Winning is life. A need to one-up everyone around you, to dominate everything you do, to rise to the top and own all bragging rights. Start from the bottom, crush the haters, throw up the Manziel money sign.
That intense sense of competitiveness can be found in great athletes: Michael Jordan, Tiger Woods, Kobe Bryant, Serena Williams. But then there are the exceptions: LeBron James and Rory McIlroy succeed with smiles.
Extreme heightened competitiveness isn’t necessary to feel accomplished or happy. It works for some, yet it’s not a requirement. I never bought into it.
Of course victory feels nice, but so does working as a team and laughing through tough times and finding joy in every moment.

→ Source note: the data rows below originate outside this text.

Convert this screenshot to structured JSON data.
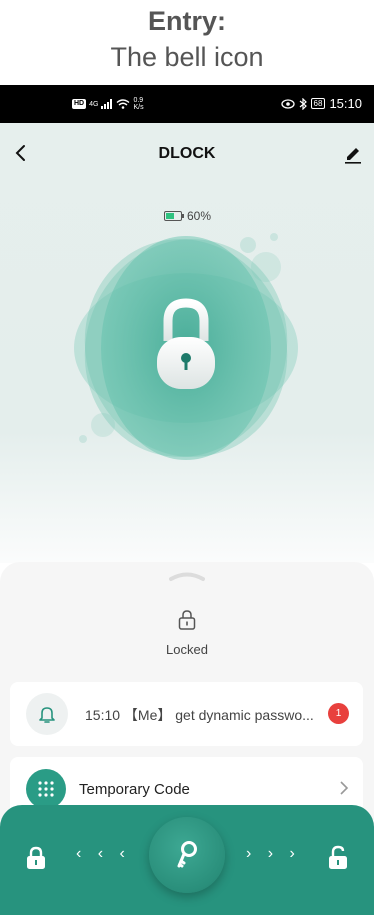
{
  "caption": {
    "line1": "Entry:",
    "line2": "The bell icon"
  },
  "status_bar": {
    "hd": "HD",
    "network": "4G",
    "speed_value": "0.9",
    "speed_unit": "K/s",
    "battery": "68",
    "time": "15:10"
  },
  "header": {
    "title": "DLOCK",
    "back_icon": "chevron-left-icon",
    "edit_icon": "pencil-icon"
  },
  "device": {
    "battery_level": 0.6,
    "battery_label": "60%",
    "lock_icon": "padlock-icon"
  },
  "lock_status": {
    "label": "Locked"
  },
  "message": {
    "text": "15:10 【Me】 get dynamic passwo...",
    "badge": "1",
    "icon": "bell-icon"
  },
  "temporary_code": {
    "label": "Temporary Code",
    "icon": "keypad-icon"
  },
  "slider": {
    "left_arrows": "‹ ‹ ‹",
    "right_arrows": "› › ›",
    "left_icon": "lock-icon",
    "right_icon": "unlock-icon",
    "knob_icon": "key-icon"
  },
  "colors": {
    "accent": "#27937e",
    "badge": "#e8403d",
    "battery": "#2fc280"
  }
}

I love coaching kids’ basketball teams because they play with a pure passion that’s rarely seen in the more advanced levels. I remember one summer when I volunteered as a scorekeeper, and I watched one boy smile through the entire game.

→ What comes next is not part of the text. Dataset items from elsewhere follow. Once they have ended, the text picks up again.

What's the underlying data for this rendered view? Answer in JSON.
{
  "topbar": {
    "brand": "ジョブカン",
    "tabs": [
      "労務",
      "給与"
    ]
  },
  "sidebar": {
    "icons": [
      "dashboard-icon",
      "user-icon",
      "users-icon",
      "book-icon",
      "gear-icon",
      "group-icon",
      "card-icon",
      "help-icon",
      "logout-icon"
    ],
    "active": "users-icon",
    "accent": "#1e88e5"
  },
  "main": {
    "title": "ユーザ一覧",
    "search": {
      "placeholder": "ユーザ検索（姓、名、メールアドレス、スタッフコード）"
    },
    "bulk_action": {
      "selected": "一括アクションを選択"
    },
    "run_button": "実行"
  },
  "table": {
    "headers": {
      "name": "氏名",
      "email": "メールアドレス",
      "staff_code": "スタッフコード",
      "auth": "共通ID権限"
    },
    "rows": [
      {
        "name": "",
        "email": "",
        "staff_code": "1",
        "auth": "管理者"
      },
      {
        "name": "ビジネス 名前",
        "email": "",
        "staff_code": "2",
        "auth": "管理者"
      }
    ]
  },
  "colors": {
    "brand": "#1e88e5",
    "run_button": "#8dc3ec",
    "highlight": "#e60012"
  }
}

I used to be that kid, straight cheesing as I ran around. At least until my mom scolded me saying, “You need to look more serious. Get your head in the game.”
Society has its way of knocking us down to the same level. There are sets of guidelines everyone follows, albeit frequently blindly. The general premise is to do whatever you can to be the best.

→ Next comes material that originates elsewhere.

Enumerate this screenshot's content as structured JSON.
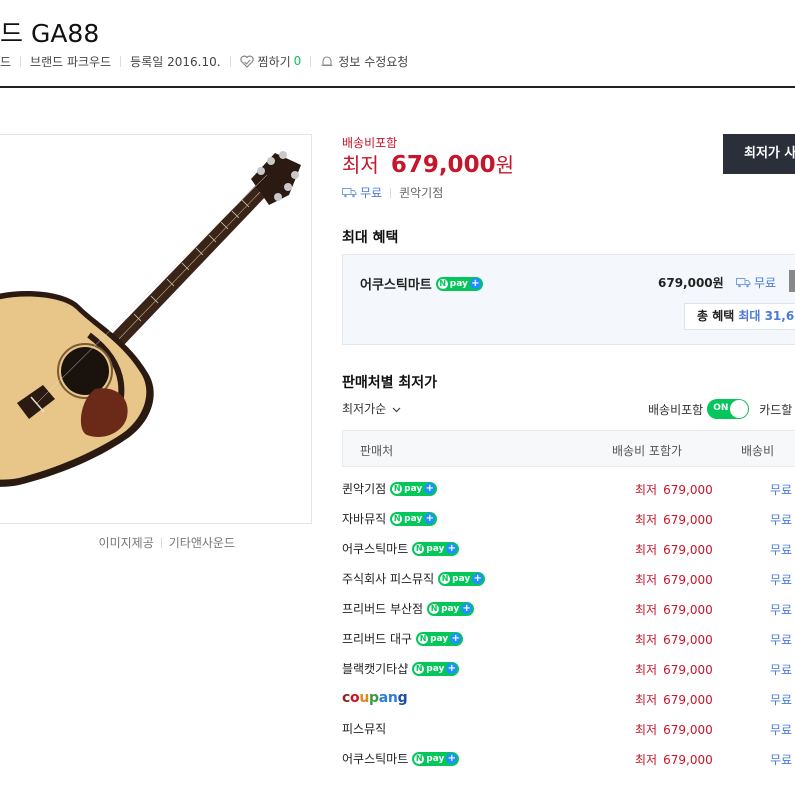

How about instead of putting our heads down and grinding to be the top dogs in our fields, we instead keep our heads up and attempt to be good teammates and good people? For just one second forget the need to be No. 1, and embrace the challenge.
For example, take the Lakers’ freshest fan favorite Nick Young, self-nicknamed “Swaggy P.” He pounded the hardwood for six years as a lesser-known role player for the Wizards, the Clippers and the 76ers. In 2013, the Lakers signed him.
Last year, while the Kobe-less Lakers were drowning in the despair of irrelevancy, Young emerged smiling — a bright spot in the darkness with a career-high 17.9 points on the season. He kept chugging, celebrating his three-pointers, enjoying his newfound recognition.
I’m all for that. I believe in “chill.” If stress and anxiety makes you feel good, then indulge — you do you. Otherwise, slow down and find the silver lining in the moment. Let loose, and let your shots fly, even if they don’t fall every time.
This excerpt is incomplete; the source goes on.